L’unité du monde ne peut être obtenue que par une nouvelle méthode de connaissance capable de saisir et d’intégrer toutes les formulations créatrices lancées dans l’ensemble des disciplines humaines depuis les origines du Savoir.

Les bases seront valables autant qu’elles n’imposeront pas une obéissance aux résultats transformés en rites mais permettront le renouvellement incessant, en accordant à chacun, les moyens d’effectuer cet effort sur son propre compte. La Créatique ou le Système de bouleversement de toutes les disciplines correspond au nouveau mode de pensée attendu par les rationalistes et les romantiques, pressenti par les religieux et les mystiques de toutes les branches.

Ce centre de connaissances peut seul réconcilier le Père et le Fils, les pères et les fils qui s’entredéchirent dans tous les domaines.

L’unique valeur avec laquelle les membres de cette revue sont d’accord reste le système total d’Isou dont nous avons eu la révélation écrite ou orale. Il est le point autour duquel nos opinions traditionnelles ou originales s’accordent pour l’instant. Dans un univers d’actions sans théorie, de théorie sans actions ou de théories et d’actions fragmentaires et contradictoires, Isou est, pour nous, le modus vivendi intégral ou la plateforme de nos plus hautes exigences.
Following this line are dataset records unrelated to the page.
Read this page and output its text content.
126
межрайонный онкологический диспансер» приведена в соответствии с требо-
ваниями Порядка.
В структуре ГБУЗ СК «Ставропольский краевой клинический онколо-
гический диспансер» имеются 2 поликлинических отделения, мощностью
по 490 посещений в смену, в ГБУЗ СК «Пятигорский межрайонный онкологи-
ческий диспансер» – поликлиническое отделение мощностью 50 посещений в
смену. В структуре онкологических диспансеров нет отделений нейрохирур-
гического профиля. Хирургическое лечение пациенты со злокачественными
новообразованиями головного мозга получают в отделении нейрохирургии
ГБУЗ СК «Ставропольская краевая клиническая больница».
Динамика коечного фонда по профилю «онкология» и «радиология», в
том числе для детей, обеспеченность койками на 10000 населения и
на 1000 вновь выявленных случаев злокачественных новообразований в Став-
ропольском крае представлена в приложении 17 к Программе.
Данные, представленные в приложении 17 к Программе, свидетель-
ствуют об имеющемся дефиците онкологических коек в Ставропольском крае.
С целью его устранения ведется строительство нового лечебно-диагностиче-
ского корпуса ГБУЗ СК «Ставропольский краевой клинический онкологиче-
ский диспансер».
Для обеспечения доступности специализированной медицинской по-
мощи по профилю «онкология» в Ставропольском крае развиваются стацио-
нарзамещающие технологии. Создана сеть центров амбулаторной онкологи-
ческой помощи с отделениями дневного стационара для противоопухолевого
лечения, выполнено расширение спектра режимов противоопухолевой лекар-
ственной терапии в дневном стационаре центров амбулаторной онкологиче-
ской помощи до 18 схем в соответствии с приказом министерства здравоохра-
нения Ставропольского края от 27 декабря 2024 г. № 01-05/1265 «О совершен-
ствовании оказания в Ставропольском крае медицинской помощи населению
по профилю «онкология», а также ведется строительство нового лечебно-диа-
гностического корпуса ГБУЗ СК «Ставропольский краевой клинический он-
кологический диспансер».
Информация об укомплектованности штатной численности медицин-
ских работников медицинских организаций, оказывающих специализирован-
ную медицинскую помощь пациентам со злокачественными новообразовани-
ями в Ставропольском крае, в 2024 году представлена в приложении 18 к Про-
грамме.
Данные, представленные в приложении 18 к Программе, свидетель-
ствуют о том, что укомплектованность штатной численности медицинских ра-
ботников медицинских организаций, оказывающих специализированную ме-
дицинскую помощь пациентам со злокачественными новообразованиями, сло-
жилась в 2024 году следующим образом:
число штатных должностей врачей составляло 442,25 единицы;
Dans un univers aux convulsions agoniques, notre défaite provoquerait le ricanement des individus vaincus d’avance, mais nous ne voyons pas, pour notre jeunesse, une plus lucide et une plus merveilleuse aventure.

Nous avons encore le temps de ressembler à nos parents ou à nos devanciers. S’il faut que « jeunesse se passe », qu’elle passe le plus tard possible.

L’idée d’avoir la gueule de nos parents nous est suffisamment insoutenable pour que nous nous méfions de leur sagesse. Nous sommes d’accord avec tout ce qui a lutté et lutte encore depuis le début du monde. Notre orthodoxie est assez forte pour embrasser toutes les hérésies imaginables ; même celles de nos pères. Mais si on est incapable de nous aider, qu’on cesse de nous prêcher l’exemple du passé et de ses défaites. Nous ne ferons de mal à personne ; ne vous blessez pas en heurtant le tranchant de notre montée.

*

Si le cinéma est une des formes les plus étendues et les plus modernes de l’art humain, il s’agit ici d’aligner ses limites jusqu’à notre présence. Le numéro actuel de Ion définit cette action dans le cinéma.

Les études et les scénarios publiés ne représentent qu’une première tranche — la plus urgente et la plus proche — de la démarche originale.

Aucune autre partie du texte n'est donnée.